INTRODUZIONE
Il termine “gomito del tennista” o epicondilite omerale si riferisce, generalmente, ad una sindrome dolorosa localizzata all’epicondilo laterale, ed è secondaria all’insulto micro-traumatico dei tendini dei muscoli estensori del polso e della mano a livello della loro inserzione prossimale (tendinite “inserzionale”). E’ una patologia degenerativa infiammatoria che, anche se abbastanza comune e spesso invalidante, a causa della sintomatologia spesso modesta nelle fasi iniziali, è sottovalutata e giudicata come qualcosa di clinicamente banale. Al contrario, le difficoltà terapeutiche e la frequenza delle recidive richiedono una valutazione clinica e diagnostica rigorosa, così come una applicazione di misure preventive corrette.
EZIOPATOGENESI
Le varie forme di epicondilite omerale rientrano nella generica categoria delle patologie da azione meccanica sull’inserzione dei tendini. La causa scatenante può essere un singolo trauma, o, più frequentemente, una serie ripetuta di micro-traumi. La presenza di fattori facilitanti sia interni che esterni deve
essere presa in considerazione: ad esempio il sovraccarico funzionale, in particolare se associato ad una limitata estensibilità e/o capacità contrattile dei muscoli dell’avambraccio, è uno dei fattori eziologici più importanti. Allo stesso modo appare importante la predisposizione individuale come fattore causale delle patologie dei tendini in generale e dell’epicondilite in particolare. Infatti, stessi fattori meccanici non producono quadri patologici uguali, in quanto per ogni individuo si modifica il substrato anatomico, bio umorale e metabolico, su cui agisce la causa patogena, determinando una differente reazione individuale e le relative manifestazioni cliniche.

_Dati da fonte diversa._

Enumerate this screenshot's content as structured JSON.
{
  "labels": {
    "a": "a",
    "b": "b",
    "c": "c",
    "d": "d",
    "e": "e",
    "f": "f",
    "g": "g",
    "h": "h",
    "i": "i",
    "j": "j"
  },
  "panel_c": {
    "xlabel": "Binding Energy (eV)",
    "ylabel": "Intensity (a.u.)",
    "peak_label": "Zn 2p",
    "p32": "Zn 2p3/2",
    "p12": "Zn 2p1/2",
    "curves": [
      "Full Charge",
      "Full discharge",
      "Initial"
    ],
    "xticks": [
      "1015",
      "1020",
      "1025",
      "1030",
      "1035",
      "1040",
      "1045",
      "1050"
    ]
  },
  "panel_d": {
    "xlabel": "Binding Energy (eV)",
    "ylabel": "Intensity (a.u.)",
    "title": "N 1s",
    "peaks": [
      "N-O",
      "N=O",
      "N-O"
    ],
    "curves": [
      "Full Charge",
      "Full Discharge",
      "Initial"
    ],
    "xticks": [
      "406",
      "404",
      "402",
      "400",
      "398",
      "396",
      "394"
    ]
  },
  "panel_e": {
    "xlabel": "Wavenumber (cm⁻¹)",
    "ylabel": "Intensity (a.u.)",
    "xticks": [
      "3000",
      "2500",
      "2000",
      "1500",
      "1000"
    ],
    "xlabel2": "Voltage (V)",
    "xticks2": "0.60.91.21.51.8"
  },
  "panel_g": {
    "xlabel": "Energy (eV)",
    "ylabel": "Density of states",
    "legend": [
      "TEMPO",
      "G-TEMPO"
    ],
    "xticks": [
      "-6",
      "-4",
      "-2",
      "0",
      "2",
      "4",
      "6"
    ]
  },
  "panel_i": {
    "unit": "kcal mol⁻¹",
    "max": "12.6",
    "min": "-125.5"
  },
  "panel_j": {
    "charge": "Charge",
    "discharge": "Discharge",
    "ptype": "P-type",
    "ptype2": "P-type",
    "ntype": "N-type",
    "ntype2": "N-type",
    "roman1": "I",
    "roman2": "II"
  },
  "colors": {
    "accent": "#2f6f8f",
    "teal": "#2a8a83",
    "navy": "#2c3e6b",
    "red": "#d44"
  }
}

I più importanti fattori patogeni esterni che possono determinare l’epicondilite sono:
A) il livello di abilità tecnica: l’epicondilite è più frequente fra gli atleti di basso livello e i giocatori occasionali di tennis che fra i professionisti, anche se essi si allenano molte ore ogni giorno. È chiaro che il corretto movimento tecnico, sostenuto da un corretto equilibro dei muscoli agonisti ed antagonisti, riduce al minimo il rischio di danno dovuto allo stimolo funzionale.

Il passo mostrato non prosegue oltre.